Being successful in a fight isn’t just about how aggressive you are either. As it’s common to find yourself outnumbered in these confrontations, the deft application of defensive techniques such as evasions, blocks and counterattacks are also needed for you to come through in one piece. Every scrap is graded too, with bonus funds being awarded for special feats such as not getting hit, finishing with a throw or taking out two foes at once. No other game makes melee violence feel this good.

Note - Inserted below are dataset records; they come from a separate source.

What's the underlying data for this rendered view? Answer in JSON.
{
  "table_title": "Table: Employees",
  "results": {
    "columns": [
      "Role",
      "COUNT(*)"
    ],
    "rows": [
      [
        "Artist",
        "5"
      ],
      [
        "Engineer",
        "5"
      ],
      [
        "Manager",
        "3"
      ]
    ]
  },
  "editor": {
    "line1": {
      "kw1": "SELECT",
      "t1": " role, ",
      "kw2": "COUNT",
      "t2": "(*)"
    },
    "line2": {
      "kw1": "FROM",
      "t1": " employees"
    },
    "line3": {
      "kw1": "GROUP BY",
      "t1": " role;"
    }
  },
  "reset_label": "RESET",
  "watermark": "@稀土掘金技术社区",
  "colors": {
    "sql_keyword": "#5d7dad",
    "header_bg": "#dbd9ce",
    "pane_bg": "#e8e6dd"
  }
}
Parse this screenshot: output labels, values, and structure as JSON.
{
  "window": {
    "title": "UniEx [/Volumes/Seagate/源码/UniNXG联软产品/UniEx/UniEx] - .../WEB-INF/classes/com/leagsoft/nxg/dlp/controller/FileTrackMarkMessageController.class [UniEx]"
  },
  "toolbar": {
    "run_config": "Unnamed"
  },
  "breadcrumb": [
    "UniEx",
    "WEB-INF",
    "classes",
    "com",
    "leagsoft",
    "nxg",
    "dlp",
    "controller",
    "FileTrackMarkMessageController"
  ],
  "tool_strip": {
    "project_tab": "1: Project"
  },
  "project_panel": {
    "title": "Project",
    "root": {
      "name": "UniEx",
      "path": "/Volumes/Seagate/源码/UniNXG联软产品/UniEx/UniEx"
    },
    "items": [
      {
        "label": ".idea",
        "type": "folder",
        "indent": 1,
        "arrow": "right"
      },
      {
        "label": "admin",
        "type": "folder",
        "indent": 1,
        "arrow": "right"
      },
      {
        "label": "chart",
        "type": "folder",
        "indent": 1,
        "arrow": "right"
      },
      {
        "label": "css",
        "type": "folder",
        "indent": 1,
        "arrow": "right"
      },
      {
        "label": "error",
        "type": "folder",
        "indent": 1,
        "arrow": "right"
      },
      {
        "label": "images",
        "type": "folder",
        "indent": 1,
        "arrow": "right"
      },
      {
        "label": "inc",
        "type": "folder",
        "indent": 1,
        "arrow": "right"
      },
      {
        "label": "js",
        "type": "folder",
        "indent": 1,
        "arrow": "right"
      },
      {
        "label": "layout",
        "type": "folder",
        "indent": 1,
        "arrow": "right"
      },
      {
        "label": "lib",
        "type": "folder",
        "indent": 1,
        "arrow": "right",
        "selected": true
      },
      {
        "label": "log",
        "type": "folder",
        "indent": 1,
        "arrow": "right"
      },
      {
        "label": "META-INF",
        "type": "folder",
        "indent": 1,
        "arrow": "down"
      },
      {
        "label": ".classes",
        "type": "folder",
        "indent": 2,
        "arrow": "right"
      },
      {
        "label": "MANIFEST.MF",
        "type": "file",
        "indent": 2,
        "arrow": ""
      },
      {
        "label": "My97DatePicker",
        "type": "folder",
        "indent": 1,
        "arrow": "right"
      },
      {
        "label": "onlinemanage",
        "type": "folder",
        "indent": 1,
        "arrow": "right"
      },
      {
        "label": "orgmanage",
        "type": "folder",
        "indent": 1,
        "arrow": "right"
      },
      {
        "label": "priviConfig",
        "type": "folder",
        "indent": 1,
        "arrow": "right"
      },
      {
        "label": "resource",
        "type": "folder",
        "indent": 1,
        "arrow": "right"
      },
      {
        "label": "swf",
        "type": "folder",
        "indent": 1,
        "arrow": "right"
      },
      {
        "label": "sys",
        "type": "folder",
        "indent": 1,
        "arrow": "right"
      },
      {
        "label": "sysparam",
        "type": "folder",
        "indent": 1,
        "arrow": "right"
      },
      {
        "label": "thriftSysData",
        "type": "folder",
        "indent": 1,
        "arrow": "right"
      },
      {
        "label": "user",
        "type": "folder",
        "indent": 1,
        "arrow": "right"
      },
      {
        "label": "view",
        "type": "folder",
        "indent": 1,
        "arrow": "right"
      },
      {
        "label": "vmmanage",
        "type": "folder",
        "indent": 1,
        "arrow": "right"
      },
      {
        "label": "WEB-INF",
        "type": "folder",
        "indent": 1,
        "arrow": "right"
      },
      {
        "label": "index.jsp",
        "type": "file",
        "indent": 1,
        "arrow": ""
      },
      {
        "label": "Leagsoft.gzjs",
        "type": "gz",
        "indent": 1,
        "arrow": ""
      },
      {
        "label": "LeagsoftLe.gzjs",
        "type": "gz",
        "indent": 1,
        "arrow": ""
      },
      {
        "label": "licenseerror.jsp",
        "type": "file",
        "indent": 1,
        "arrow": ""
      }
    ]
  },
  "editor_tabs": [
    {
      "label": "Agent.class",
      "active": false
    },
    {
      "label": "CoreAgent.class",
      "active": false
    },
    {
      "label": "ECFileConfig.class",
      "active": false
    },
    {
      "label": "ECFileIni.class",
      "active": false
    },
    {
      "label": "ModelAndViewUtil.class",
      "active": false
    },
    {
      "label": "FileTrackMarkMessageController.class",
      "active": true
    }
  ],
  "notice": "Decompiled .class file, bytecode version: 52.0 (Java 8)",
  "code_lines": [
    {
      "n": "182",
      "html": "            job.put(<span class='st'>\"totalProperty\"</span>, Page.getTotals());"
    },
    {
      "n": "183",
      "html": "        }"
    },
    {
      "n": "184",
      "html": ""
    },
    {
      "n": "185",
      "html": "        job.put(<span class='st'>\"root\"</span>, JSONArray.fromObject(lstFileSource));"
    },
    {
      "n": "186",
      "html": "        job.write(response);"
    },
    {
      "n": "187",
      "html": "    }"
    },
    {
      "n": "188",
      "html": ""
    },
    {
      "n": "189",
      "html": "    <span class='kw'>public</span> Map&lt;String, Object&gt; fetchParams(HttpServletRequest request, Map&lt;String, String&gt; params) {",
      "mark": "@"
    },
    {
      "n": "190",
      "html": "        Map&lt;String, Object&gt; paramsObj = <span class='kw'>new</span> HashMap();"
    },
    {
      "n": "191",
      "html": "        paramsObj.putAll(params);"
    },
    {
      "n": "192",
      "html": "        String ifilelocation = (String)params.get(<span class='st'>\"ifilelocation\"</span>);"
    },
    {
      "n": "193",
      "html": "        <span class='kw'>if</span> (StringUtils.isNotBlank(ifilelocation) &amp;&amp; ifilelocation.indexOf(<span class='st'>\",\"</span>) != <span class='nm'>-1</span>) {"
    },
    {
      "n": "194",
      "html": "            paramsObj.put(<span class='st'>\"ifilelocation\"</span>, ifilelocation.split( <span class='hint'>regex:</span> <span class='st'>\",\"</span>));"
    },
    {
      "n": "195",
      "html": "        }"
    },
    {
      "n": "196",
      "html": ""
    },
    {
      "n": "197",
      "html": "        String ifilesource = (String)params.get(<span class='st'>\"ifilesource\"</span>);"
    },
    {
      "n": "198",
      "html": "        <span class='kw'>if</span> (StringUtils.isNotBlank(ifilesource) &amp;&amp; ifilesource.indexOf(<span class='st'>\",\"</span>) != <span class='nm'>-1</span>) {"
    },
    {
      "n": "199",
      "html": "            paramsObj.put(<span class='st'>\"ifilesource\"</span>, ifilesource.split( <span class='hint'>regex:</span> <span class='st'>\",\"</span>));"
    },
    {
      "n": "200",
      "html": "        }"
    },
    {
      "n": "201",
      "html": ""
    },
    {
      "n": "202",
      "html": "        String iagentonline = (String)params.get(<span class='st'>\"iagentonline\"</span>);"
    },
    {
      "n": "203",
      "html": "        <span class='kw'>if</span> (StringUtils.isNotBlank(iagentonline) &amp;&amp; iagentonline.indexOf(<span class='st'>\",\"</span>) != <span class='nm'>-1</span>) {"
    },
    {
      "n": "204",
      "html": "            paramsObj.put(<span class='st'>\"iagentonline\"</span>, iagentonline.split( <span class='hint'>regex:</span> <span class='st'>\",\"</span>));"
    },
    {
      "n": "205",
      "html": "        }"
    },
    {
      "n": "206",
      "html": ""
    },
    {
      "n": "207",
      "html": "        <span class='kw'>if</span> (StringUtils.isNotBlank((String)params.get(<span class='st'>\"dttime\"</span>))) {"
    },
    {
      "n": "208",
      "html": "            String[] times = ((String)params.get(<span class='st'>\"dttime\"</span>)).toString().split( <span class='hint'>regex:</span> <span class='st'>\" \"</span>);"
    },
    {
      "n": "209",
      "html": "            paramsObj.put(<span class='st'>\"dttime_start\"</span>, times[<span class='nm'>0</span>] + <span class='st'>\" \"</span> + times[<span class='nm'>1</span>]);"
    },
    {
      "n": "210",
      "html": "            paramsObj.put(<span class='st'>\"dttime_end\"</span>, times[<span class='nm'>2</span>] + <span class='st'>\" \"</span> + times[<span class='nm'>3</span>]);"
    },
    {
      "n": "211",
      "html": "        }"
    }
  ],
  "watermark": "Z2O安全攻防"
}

Finally, an additional number of modes which allow you to tackle various combat challenges against an online leaderboard, or, permit you to play any one of the game’s mini-games against a fellow human to name just a couple, serve to round out what is already a staggeringly muscular offering that on account of just its campaign alone, could conceivably run into more than a hundred hours of playtime. Yakuza 0 then, is a game that gives you an overwhelming amount of bang for your buck.
Some visual imperfections
With its roots in shared development with Sony’s last generation PlayStation home console (Yakuza 0 was also released on PS3 in Japan during 2015), it’s fair to say that Yakuza 0 hasn’t quite managed to shake off its last generation technical heritage. Though the models of the main characters look absolutely splendid in the real-time cutscenes, as do the majority of environments themselves during exploration, other models just aren’t afforded anywhere near that level of detail with poor lip-syncing, low detail textures and a rigidness to their animations that can be jarring enough to occasionally pull you out of the experience.

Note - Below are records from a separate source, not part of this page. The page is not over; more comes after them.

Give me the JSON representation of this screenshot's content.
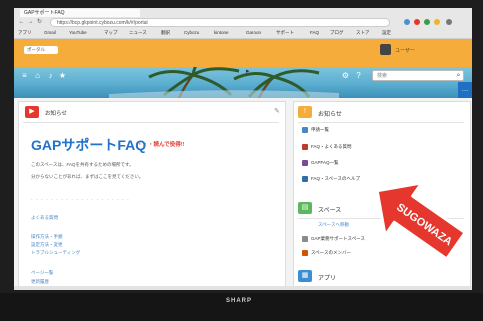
{
  "device": {
    "brand": "SHARP"
  },
  "browser": {
    "tab_title": "GAPサポートFAQ",
    "window_label_left": "ugoki",
    "window_label_right": "",
    "url": "https://bcp.gkpoint.cybozu.com/k/#/portal",
    "bookmarks": [
      "アプリ",
      "Gmail",
      "YouTube",
      "マップ",
      "ニュース",
      "翻訳",
      "Cybozu",
      "kintone",
      "Garoon",
      "サポート",
      "FAQ",
      "ブログ",
      "ストア",
      "設定"
    ]
  },
  "header": {
    "space_selector": "ポータル",
    "user_name": "ユーザー"
  },
  "banner": {
    "search_placeholder": "検索"
  },
  "main": {
    "notice_label": "お知らせ",
    "faq_title": "GAPサポートFAQ",
    "faq_tag": "・・・読んで役得!!",
    "body_lines": [
      "このスペースは、FAQを共有するための場所です。",
      "分からないことがあれば、まずはここを見てください。"
    ],
    "dashes": "- - - - - - - - - - - - - - - - - - - -",
    "links_block1": [
      "よくある質問"
    ],
    "links_block2": [
      "操作方法・手順",
      "設定方法・変更",
      "トラブルシューティング"
    ],
    "links_block3": [
      "ページ一覧",
      "更新履歴"
    ]
  },
  "side": {
    "apps_section_title": "お知らせ",
    "apps_items": [
      "申請一覧",
      "FAQ・よくある質問",
      "GAPFAQ一覧",
      "FAQ・スペースのヘルプ"
    ],
    "space_section_title": "スペース",
    "space_link": "スペースへ移動",
    "space_items": [
      "GAP業務サポートスペース",
      "スペースのメンバー"
    ],
    "app_section_title": "アプリ"
  },
  "annotation": {
    "label": "SUGOWAZA"
  },
  "colors": {
    "orange": "#f5ac3a",
    "accent_blue": "#1f73c8",
    "accent_red": "#e5372d"
  }
}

Despite not looking quite as good as it perhaps should, Yakuza 0’s transition to the more powerful PS4 hardware still brings a variety of benefits nonetheless. A much higher NPC count means that both Kamurocho and Sotenbori look far more akin to teeming metropolises than the ghost towns that previous games made them appear as, while the notable uptick in screen resolution also gives Yakuza 0 a pin-sharp look and a clarity that is streets ahead of the PS3 Yakuza titles.
The Yakuza series’ deft blending of action, arcade and RPG elements has never been as accomplished as it is in Yakuza 0. A genre chimera in the truest sense, Yakuza 0’s almost abyssal depth and near inexhaustible buffet of side activities is only paralleled by the calibre of its story, characters and resoundingly robust series of system that interconnect its multi-genre aspirations.
In a year that perceptibly has more Game of the Year candidates waiting in the wings than any other in recent memory, it’s a credit to the astounding quality of Yakuza 0 that it emphatically stakes its claim as a must-have title and the first true Game of the Year.